The symbiotic relationship of insects, animals, fish, trees and plants, not to mention the myriad fungi and bacteria that flourish in any given location, is crucial to its survival. When one species dies out, the others are all affected. It is how the food chain works. A squirrel eats the nuts from a tree. The decaying matter from the nutshells adds nutrients to the soil, which in turn feed the fungus that attaches to the root of the tree, which in turn provides shelter and food for the squirrel.

All the world's ecosystems, whether forest or desert, icecap or riverbed, exist on this fundamental principle of interconnectedness. If the balance is upset, the ecosystem breaks down. The disappearance of a species from any given area (like the Spotted Owl from the forests of the Northwest) will adversely affect that area's remaining species. Ocean plankton are now nearly all contaminated with heavy metals, mercury, dioxin compounds, or worse. The tiny creatures that eat the plankton are eventually eaten by fish. Humans eat the fish, and thus are eating the contaminants and poisons we dumped into the ocean in the first place. This is poetic justice, is it not?

Humans are very adaptable, but there is no way we will adapt to the world we have made. It is all happening too fast. Man has interfered with the natural way of things, and that interference will not go unnoticed. Humans are paying the price: in a disappearing ozone layer. In acid rain. In the annihilation of animal and plant species. In diseases that attack our own immune systems, which are already weakened from daily exposure to toxic chemicals. In a complex, stressful way of life that accepts as normal children carrying guns and mothers giving birth to cocaine-addicted babies. It is difficult to acknowledge the violence and pain of our world, and so we retreat into our fortresses with our TV sets and computers, away from our communities, widening the rift between families, increasing our sense of isolation, losing our sense of who we are and where we live.
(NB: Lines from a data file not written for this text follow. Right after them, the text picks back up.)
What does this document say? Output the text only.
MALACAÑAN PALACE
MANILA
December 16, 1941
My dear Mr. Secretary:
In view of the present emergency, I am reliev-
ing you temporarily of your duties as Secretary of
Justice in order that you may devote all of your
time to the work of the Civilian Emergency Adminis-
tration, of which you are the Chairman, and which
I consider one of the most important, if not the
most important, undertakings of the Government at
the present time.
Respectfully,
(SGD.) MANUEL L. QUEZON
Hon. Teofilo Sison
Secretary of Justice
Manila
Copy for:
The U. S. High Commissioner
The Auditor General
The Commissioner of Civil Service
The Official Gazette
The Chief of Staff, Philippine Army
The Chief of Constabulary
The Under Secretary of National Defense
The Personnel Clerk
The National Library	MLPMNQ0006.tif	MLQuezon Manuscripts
We have lost our way upon the Earth. We can no longer feel the ground beneath our feet, the Common Ground that unites all of life.
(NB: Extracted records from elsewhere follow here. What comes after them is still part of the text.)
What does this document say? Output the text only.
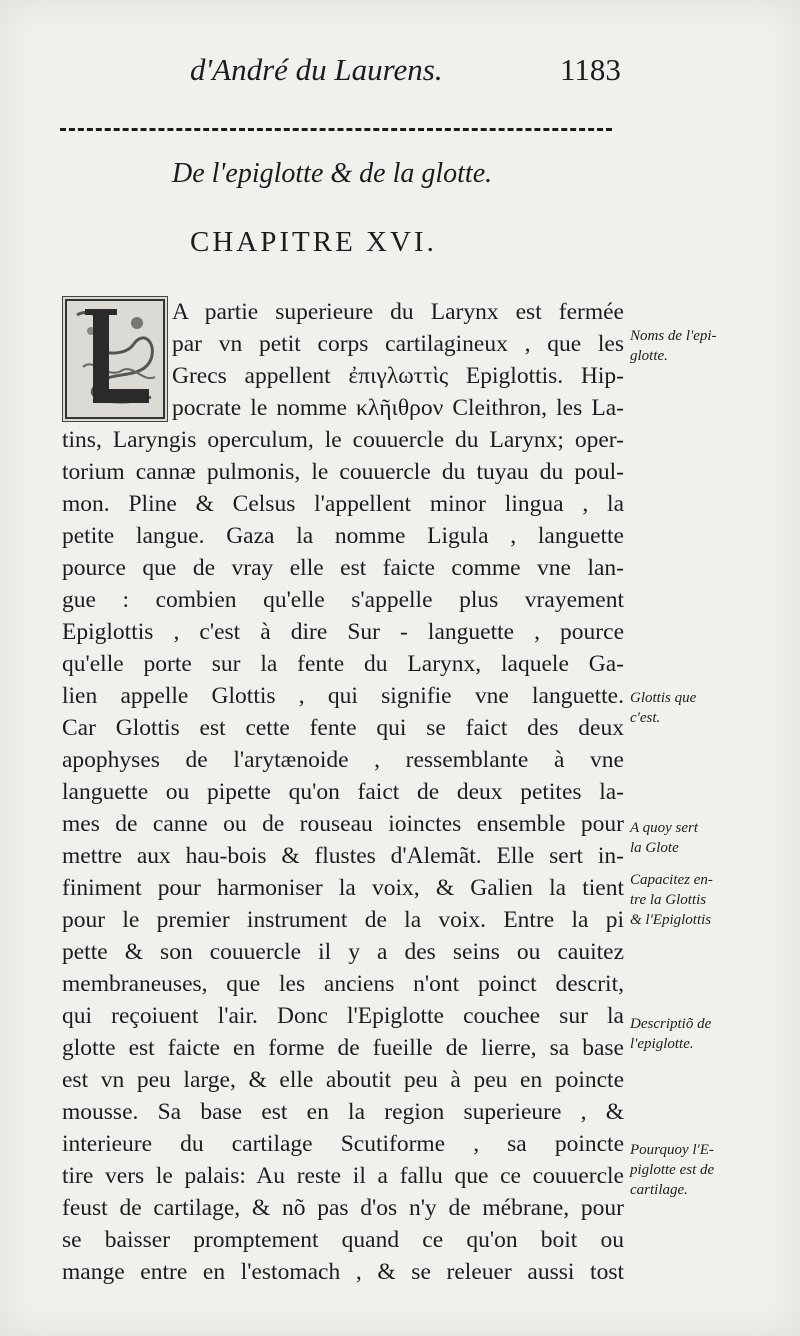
d'André du Laurens.	1183
De l'epiglotte & de la glotte.
CHAPITRE XVI.
A partie superieure du Larynx est fermée
par vn petit corps cartilagineux , que les
Grecs appellent ἐπιγλωττὶς Epiglottis. Hip-
pocrate le nomme κλῆιθρον Cleithron, les La-
tins, Laryngis operculum, le couuercle du Larynx; oper-
torium cannæ pulmonis, le couuercle du tuyau du poul-
mon. Pline & Celsus l'appellent minor lingua , la
petite langue. Gaza la nomme Ligula , languette
pource que de vray elle est faicte comme vne lan-
gue : combien qu'elle s'appelle plus vrayement
Epiglottis , c'est à dire Sur - languette , pource
qu'elle porte sur la fente du Larynx, laquele Ga-
lien appelle Glottis , qui signifie vne languette.
Car Glottis est cette fente qui se faict des deux
apophyses de l'arytænoide , ressemblante à vne
languette ou pipette qu'on faict de deux petites la-
mes de canne ou de rouseau ioinctes ensemble pour
mettre aux hau-bois & flustes d'Alemãt. Elle sert in-
finiment pour harmoniser la voix, & Galien la tient
pour le premier instrument de la voix. Entre la pi
pette & son couuercle il y a des seins ou cauitez
membraneuses, que les anciens n'ont poinct descrit,
qui reçoiuent l'air. Donc l'Epiglotte couchee sur la
glotte est faicte en forme de fueille de lierre, sa base
est vn peu large, & elle aboutit peu à peu en poincte
mousse. Sa base est en la region superieure , &
interieure du cartilage Scutiforme , sa poincte
tire vers le palais: Au reste il a fallu que ce couuercle
feust de cartilage, & nõ pas d'os n'y de mébrane, pour
se baisser promptement quand ce qu'on boit ou
mange entre en l'estomach , & se releuer aussi tost
Noms de l'epi-
glotte.
Glottis que
c'est.
A quoy sert
la Glote
Capacitez en-
tre la Glottis
& l'Epiglottis
Descriptiõ de
l'epiglotte.
Pourquoy l'E-
piglotte est de
cartilage.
Somewhere along the way, we stopped caring for our Mother.

Somewhere along the line, we forgot to consider the next seven generations.

As Witches, we are in a position to help effect change on a global scale. All dramatic moments in history have occurred as a result of the actions of one person, who affected the actions of a small group, which then touched thousands. We are witnessing the dawn of a new age of humanity. The Age of Aquarius which we have recently entered is meant to be a time of great unity and change. A time when new ideas and new ways of becoming will flourish. Much activity in the outer planets of Neptune, Uranus (which rules Aquarius) and Pluto point to increased awareness of metaphysical concepts. The time is ripe for a magical awakening of humanity, and there is no better reason for humans to come together than to save their home.

Every move you make is part of the web of life. Every word you speak, every touch, every thought. You can choose how to make your connection to the world.

This essay will not be followed by a lecture on how to recycle, how to conserve energy and water, how to reduce your consumption of manmade goods (including textiles, paper, and petroleum-derived products), how to protect the rainforests, how to stop drilling in Alaska, how to save Buzzards' Bay, how to stop forest fires, how to become a vegetarian, how to build a composting toilet, how to bike to work, how to disarm nuclear warheads, how to overthrow the state, or how to walk lightly upon the earth.

Listen to your Mother; She will tell you what She needs. Listen to the Great God, Her son and lover; He will guide your actions.

But only you can ultimately decide what action you will take. The truth is all around you. Many years of war, destruction, capitalism and technological development have bestowed on us a rare but frightening gift: we have been shown our future. We are now capable of speeding up our karma, if we choose. Or we can stop, take a breath, and halt this march towards destruction. It is time.

The earth has tasted blood today. I bought these leather shoes in the marketplace. I paid in gold.